Jessica Barnes will spend a year writing about London thanks to a major fellowship supporting her writing on the effects of air pollution in the British urban center.
The associate professor in the University of South Carolina’s Department of Geography and School of the Earth, Ocean and Environment, has been awarded a 2025 Guggenheim Fellowship — one of the nation’s most prestigious honors for scholars, artists and scientists.
Barnes is known for her research on how people interact with the environment in their everyday lives — especially how resources like water, food and air are used, controlled and experienced unequally across different communities. Her work combines geography, anthropology and environmental studies, and has received national recognition from organizations like the American Association of Geographers and the American Anthropological Association. She also was named a McCausland Faculty Fellow in the College of Arts and Sciences in 2017.
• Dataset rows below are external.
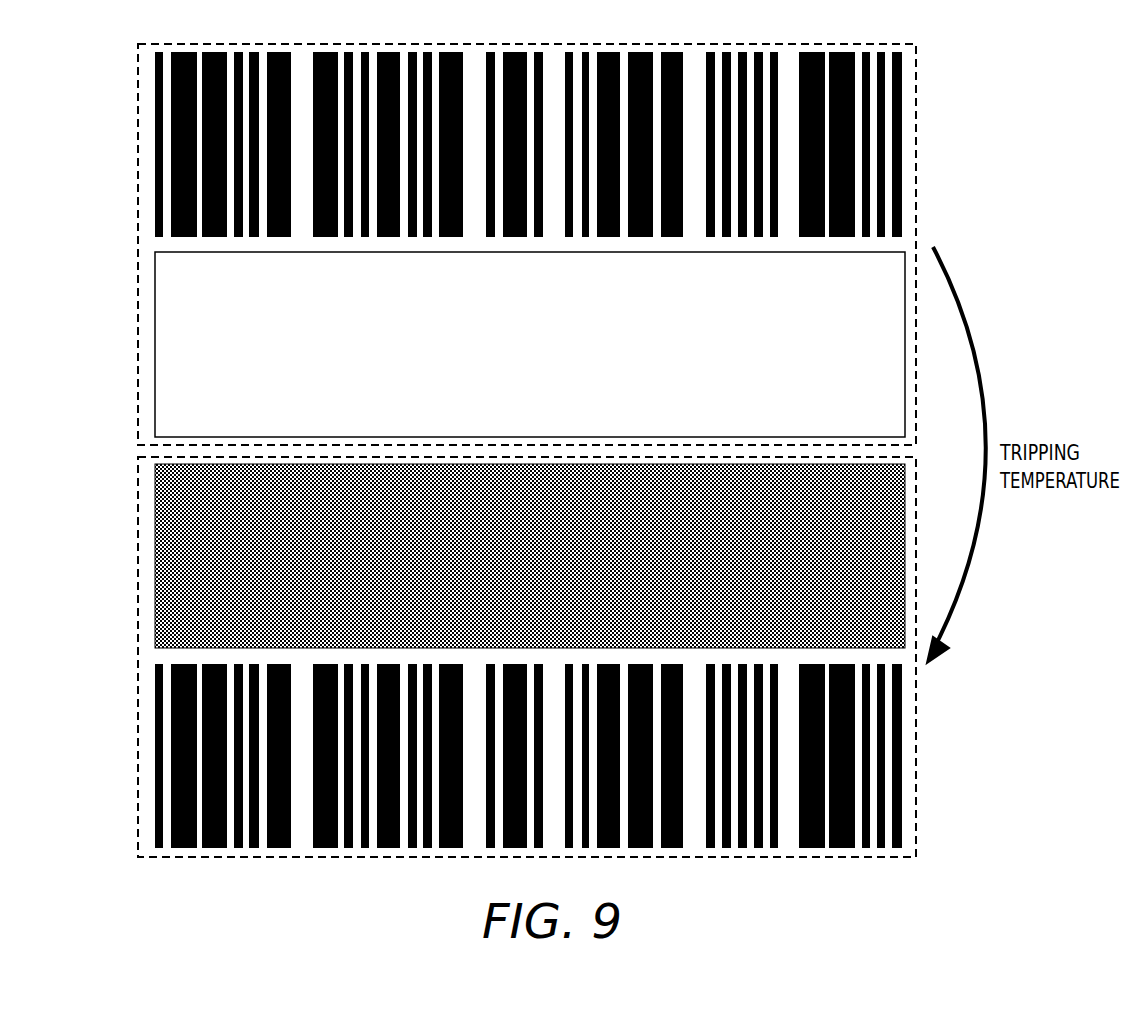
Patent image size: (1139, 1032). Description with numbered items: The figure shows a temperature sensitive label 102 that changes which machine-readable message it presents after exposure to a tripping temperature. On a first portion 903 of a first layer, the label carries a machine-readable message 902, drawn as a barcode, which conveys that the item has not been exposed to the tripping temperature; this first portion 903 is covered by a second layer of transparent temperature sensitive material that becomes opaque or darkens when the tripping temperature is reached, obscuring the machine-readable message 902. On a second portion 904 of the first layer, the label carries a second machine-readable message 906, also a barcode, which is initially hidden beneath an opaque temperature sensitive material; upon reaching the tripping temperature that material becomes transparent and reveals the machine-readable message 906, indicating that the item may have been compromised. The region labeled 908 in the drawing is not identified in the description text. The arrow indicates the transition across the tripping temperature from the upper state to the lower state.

The label 102 is at (918, 162).
The machine-readable message 902 is at (487, 126).
The first portion 903 is at (157, 127).
The second portion 904 is at (155, 373).
The machine-readable message 906 is at (473, 850).
The thermochromic region 908 is at (155, 565).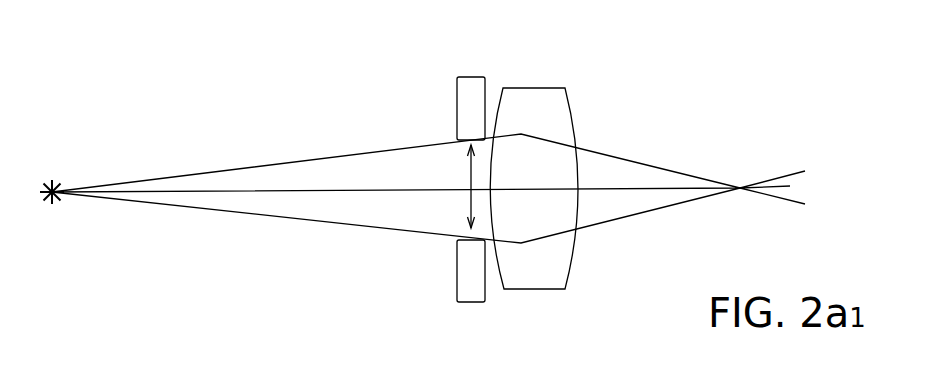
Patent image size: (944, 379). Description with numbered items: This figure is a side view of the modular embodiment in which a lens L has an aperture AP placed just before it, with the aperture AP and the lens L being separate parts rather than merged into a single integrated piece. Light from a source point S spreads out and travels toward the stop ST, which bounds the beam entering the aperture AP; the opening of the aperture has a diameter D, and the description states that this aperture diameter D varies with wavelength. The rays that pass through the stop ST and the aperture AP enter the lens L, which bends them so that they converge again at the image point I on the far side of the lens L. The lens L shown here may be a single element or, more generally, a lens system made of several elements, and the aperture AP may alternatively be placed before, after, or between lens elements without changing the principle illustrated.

The light source / object point S is at (55, 178).
The aperture stop ST is at (468, 76).
The lens L is at (567, 87).
The aperture diameter D is at (460, 186).
The aperture AP is at (411, 246).
The image point I is at (739, 192).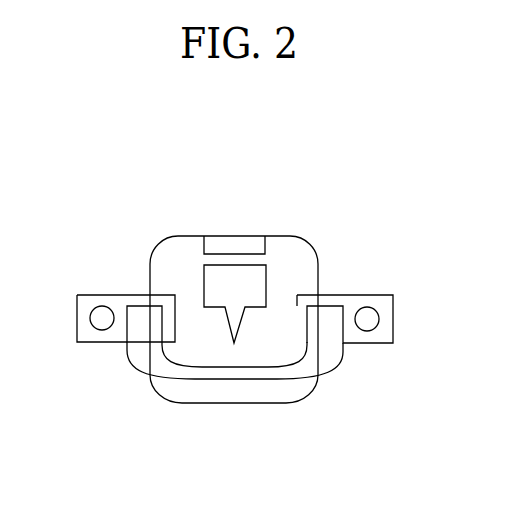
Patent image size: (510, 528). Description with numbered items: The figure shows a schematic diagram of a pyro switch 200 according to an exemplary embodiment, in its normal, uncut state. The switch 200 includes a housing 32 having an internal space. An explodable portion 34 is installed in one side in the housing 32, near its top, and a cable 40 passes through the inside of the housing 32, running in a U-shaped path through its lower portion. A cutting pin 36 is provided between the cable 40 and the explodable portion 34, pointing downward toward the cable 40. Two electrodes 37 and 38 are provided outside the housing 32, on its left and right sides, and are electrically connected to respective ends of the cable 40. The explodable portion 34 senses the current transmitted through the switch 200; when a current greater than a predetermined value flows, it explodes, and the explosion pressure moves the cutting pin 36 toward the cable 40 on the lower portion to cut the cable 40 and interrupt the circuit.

The switch 200 is at (110, 180).
The housing 32 is at (292, 236).
The explodable portion 34 is at (233, 245).
The cutting pin 36 is at (266, 274).
The electrode 37 is at (100, 343).
The electrode 38 is at (365, 344).
The cable 40 is at (235, 372).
“Dr. Barnes’ work exemplifies the kind of scholarship that not only advances academic understanding but also speaks directly to some of the most pressing challenges facing our world today,” said Joel Samuels, dean of the College of Arts and Sciences. “Her research into how environmental inequality affects people’s daily lives brings a critical human dimension to conversations about climate and public health.”
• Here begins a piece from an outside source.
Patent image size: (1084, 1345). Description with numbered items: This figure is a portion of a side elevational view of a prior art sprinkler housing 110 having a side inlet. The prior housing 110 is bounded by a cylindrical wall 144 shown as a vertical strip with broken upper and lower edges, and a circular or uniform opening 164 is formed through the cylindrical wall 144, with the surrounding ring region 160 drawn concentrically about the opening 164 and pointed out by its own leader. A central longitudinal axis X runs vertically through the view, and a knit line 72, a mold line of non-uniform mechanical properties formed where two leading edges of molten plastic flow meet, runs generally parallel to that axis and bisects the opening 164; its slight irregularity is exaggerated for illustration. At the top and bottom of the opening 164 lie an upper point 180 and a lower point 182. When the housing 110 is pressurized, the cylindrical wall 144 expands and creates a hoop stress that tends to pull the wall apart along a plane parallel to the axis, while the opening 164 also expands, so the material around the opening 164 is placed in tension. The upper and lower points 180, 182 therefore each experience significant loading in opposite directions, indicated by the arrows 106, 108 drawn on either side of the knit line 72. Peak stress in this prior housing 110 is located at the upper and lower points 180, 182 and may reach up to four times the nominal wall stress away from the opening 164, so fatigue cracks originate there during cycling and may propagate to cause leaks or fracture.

With support from the Guggenheim Foundation, Barnes will spend the 2026 spring and fall semesters completing her third book, Porous City: An Ethnography of Air Pollution in London. The project explores how air pollution — though often invisible — shapes people’s lives in powerful ways. Based on fieldwork in a diverse, working-class neighborhood of West London, Barnes documents how residents navigate health risks from both outdoor pollutants, such as traffic emissions, and indoor irritants such as mold in public housing. The book also examines how policymakers and community members are working to increase awareness and understanding of pollution.
Barnes’ interest in the relationship between people and the environment began with her early research on water use in Syria and Egypt. She has spent her career studying the connections between environmental change and everyday life, often in vulnerable communities.
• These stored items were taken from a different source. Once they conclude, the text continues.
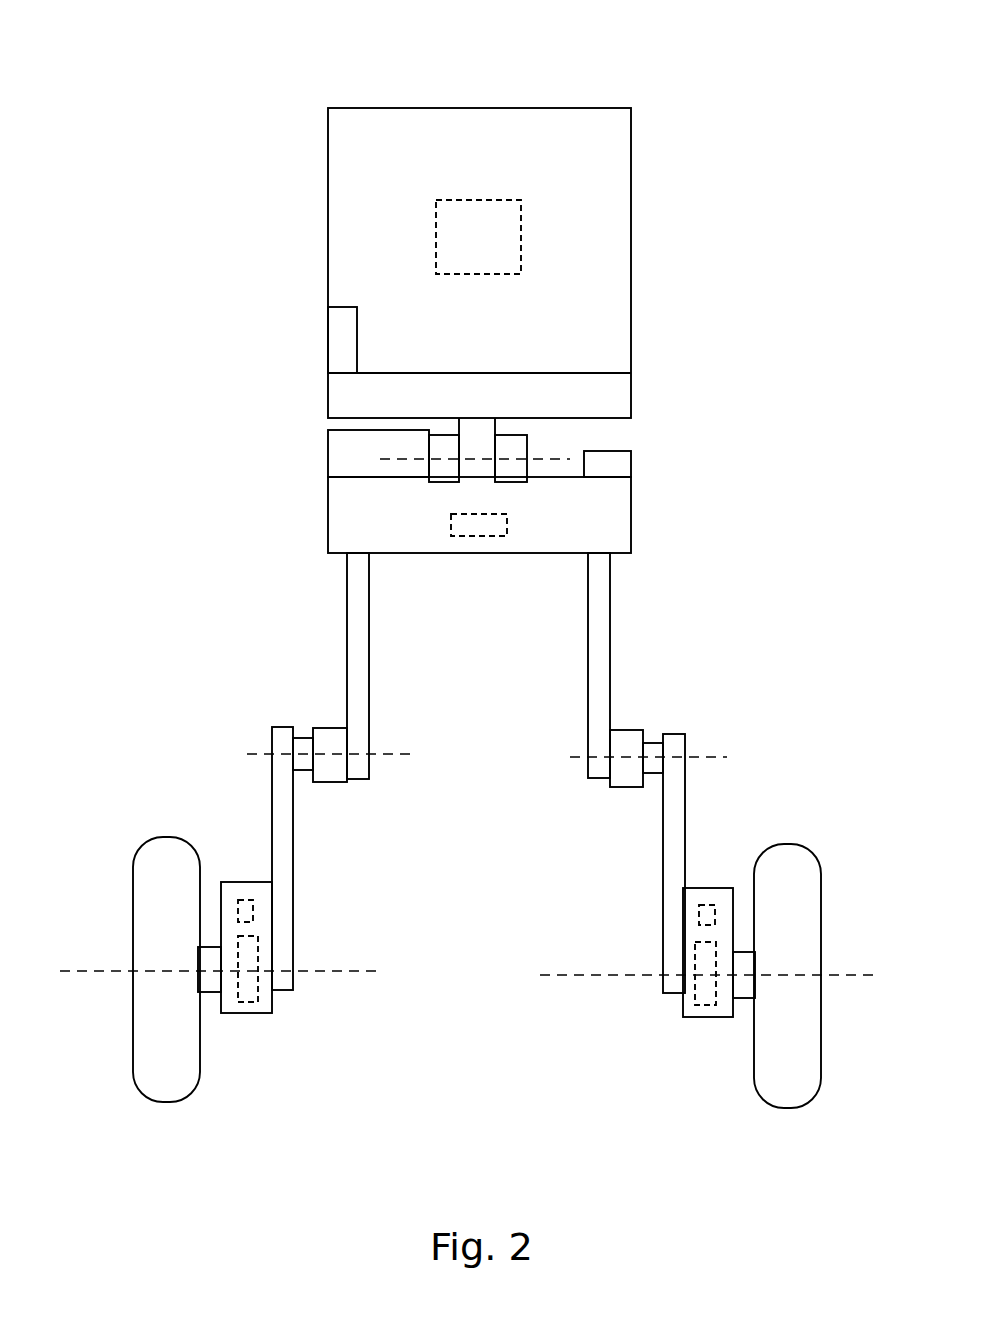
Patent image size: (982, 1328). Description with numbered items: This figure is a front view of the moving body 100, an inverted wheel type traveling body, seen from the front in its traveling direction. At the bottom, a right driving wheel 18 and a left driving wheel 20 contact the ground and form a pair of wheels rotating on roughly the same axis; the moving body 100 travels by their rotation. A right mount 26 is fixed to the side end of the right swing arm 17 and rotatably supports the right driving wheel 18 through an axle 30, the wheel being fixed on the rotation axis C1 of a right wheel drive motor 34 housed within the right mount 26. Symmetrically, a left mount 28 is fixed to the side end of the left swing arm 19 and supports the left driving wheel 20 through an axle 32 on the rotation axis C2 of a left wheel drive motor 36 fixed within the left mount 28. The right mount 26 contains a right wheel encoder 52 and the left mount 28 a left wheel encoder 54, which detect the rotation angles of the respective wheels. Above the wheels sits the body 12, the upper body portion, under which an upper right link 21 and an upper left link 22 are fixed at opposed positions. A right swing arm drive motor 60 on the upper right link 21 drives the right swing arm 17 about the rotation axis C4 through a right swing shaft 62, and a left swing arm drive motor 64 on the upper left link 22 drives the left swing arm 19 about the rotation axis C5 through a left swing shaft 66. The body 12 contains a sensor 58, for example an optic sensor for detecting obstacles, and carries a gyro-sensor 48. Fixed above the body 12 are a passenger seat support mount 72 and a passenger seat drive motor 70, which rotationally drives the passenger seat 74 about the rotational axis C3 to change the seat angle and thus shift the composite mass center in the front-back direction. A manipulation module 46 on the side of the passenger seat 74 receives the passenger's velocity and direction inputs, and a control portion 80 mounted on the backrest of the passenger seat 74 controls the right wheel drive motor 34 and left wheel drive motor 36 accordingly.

The moving body 100 is at (785, 29).
The body 12 is at (622, 535).
The right swing arm 17 is at (270, 828).
The right driving wheel 18 is at (175, 1102).
The left swing arm 19 is at (685, 808).
The left driving wheel 20 is at (792, 1108).
The upper right link 21 is at (350, 643).
The upper left link 22 is at (610, 663).
The right mount 26 is at (270, 1013).
The left mount 28 is at (683, 1017).
The axle 30 is at (208, 992).
The axle 32 is at (743, 998).
The right wheel drive motor 34 is at (248, 1002).
The left wheel drive motor 36 is at (703, 1005).
The manipulation module 46 is at (337, 337).
The gyro-sensor 48 is at (631, 459).
The right wheel encoder 52 is at (242, 900).
The left wheel encoder 54 is at (710, 905).
The sensor 58 is at (492, 536).
The right swing arm drive motor 60 is at (330, 775).
The right swing shaft 62 is at (300, 743).
The left swing arm drive motor 64 is at (630, 778).
The left swing shaft 66 is at (650, 753).
The passenger seat drive motor 70 is at (328, 455).
The passenger seat support mount 72 is at (513, 446).
The passenger seat 74 is at (631, 220).
The control portion 80 is at (507, 198).
The rotation axis C1 is at (87, 970).
The rotation axis C2 is at (850, 975).
The rotational axis C3 is at (555, 459).
The rotation axis C4 is at (246, 752).
The rotation axis C5 is at (704, 757).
“Breath is life too,” she writes in her fellowship application. “And it’s in the small details of ordinary lives and places that we sometimes find answers to big questions about environmental change.”
A faculty member at USC since 2013, Barnes continues to push the boundaries of environmental research with projects that are globally relevant and deeply human.
Barnes is one of two Gamecocks honored in this year’s class of Guggenheim Fellows. Poet Dan Albergotti, who earned a Ph.D. in English from USC in 1995, was also selected for the prestigious fellowship.